Trascendió que el gobierno de Tony Blair le preparaba un funeral de Estado, con la ex Primer Ministro aún en vida. Estalló la polémica y comunicados oficiales desmintieron la versión.
Margaret Thatcher todavía no murió pero trascendieron rumores de que estarían y ya están discutiendo cómo enterrarla. El premier británico, Tony Blair, aseguró que no está previsto un funeral de Estado para la "Dama de Hierro" y le quiso bajar la temperatura a la polémica sobre qué honores le corresponden a quien fue la primera mujer primer ministro de Gran Bretaña, durante once años.
"Todo lo que puedo confirmar es que esto no está previsto, y no es conveniente hacer más comentarios" declaró el vocero de Blair borrando de un plumazo la posibilidad de un funeral de Estado para Thatcher.
Una diputada del Partido Laborista, Rosie Cooper, protestó porque le habían llegado informaciones de que la administración británica estaba preparando un proyecto de funeral de Estado.
Según el diario The Daily Telegraph, cercano a los conservadores, el gobierno de Blair estaba elaborando un plan para el funeral de Thatcher que incluiría un cortejo fúnebre desde Trafalgar Square, pasaría por Whitehall (el Parlamento), luego por Downing Street, donde se encuentra la sede del gobierno, y terminaría con un servicio religioso en la catedral de St. Paul o en la Abadía de Westminster.
Cuando Cooper se enteró de estos planes escribió a la sede del gobierno para advertir que algunos de sus electores están ofendidos ante este proyecto. Margaret Thatcher "sigue provocando reacciones negativas en el norte de Inglaterra.

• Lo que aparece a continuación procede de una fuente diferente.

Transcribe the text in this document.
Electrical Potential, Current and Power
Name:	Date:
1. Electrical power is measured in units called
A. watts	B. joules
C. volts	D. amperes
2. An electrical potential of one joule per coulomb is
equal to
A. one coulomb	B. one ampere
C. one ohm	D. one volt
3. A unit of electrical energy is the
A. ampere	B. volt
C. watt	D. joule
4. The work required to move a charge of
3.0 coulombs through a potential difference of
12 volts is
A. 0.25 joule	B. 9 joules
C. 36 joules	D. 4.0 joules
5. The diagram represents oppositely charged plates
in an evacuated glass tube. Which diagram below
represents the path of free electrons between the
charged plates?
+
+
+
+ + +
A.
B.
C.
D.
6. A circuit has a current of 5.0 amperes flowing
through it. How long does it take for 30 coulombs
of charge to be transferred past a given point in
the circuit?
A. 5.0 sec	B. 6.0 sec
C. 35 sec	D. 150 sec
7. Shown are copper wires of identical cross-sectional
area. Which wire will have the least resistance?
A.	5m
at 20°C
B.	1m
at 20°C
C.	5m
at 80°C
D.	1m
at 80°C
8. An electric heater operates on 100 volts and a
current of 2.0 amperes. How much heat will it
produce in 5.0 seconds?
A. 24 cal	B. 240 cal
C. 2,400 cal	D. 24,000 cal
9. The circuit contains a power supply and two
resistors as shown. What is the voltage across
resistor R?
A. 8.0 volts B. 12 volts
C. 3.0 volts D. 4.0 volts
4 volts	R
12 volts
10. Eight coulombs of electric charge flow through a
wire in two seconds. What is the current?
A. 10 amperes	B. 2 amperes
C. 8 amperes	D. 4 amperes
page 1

Su política ha tenido un impacto dramático en el norte", declaró Cooper en alusión a las reformas económicas liberales de la ex líder conservadora.
John McTernan, secretario político de Blair, respondió a la carta de Cooper e indicó que no existen dichos planes: "No es apropiado comenzar a especular o discutir esta cuestión de ninguna manera".
Los parlamentarios conservadores británicos confirmaron el hecho de que Blair venía preparando un funeral de Estado y lo acusaron de dar marcha atrás en los preparativos, según consideraron, "para calmar los ánimos" del ala izquierdista del Laborismo.
Gerald Howarth, diputado por la circunscripción de Aldershot y ex consejero parlamentario de Thatcher, afirmó que es "despreciable" la actitud de Blair: "Primero alaba a Thatcher, pero cuando la presión aumenta con sus diputados laboristas, les arroja un hueso", dijo con ironía.
Thatcher, hoy tiene 80 años y una salud frágil que incluiría problemas de memoria. Fue una de las figuras de la Guerra Fría que más divide a los británicos.
Thatcher sería la primera personalidad después de Winston Churchill a la que se le organice un funeral de Estado, un ritual reservado a la reina pero no a un jefe de gobierno.